Evidence level 1 generally reflects systematic reviews or meta-analyses. Level 2 includes randomized trials, guidelines, or public-health guidance. Level 3 usually reflects observational or narrative-review evidence. Level 4 is weaker or early-stage evidence. The level is a sorting aid, not a final quality grade.

## Practical Interpretation

There is at least one systematic-review style source in the current set, so it deserves more weight than single-study evidence. For boron mood randomized trial, the next editorial step is to add more targeted sources and separate strong findings from early or indirect evidence.

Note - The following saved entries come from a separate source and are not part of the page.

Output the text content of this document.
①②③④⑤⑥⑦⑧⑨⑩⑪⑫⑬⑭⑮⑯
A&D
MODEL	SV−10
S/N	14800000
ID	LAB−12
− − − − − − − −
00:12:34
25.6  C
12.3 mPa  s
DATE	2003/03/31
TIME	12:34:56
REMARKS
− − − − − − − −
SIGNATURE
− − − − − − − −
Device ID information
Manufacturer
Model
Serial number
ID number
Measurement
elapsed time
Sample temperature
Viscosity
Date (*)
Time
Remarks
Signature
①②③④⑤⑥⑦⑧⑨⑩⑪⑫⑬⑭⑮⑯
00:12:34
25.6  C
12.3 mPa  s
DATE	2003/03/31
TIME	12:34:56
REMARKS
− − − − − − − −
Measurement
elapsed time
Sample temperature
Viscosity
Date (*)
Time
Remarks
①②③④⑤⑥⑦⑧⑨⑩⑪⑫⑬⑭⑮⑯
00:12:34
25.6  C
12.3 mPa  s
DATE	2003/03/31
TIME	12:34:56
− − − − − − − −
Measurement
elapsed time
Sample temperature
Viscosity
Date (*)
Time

## Limits Of This First Pass

This is a small-batch MVP article. It uses the first ingested sources for this topic and should be expanded with more targeted searches, license review, and human editorial checks before being treated as a definitive review.

## References

- Baran Jakub Marek (2026). Trace Elements and Depressive Symptoms in Coronary Artery Disease: A Systematic Review of Sparse and Predominantly Indirect Evidence. DOI: 10.3390/ijms27093805. PMCID: PMC13164162. PMID: 42123390. License: CC BY 4.0. https://pmc.ncbi.nlm.nih.gov/articles/PMC13164162/
- Samiksha Fnu (2026). Fungal &#946;-1,3-glucans: Cell Wall Constituents That Promote Gut Health Through Innate Immune Modulation. DOI: 10.3390/nu18111794. PMCID: PMC13258535. PMID: 42280437. License: CC BY 4.0. https://pmc.ncbi.nlm.nih.gov/articles/PMC13258535/

## Safety Note

Health information can change, and individual risk depends on medical history, medications, pregnancy status, age, and diagnosis. Talk with a qualified clinician before changing treatment, supplement, or medication routines.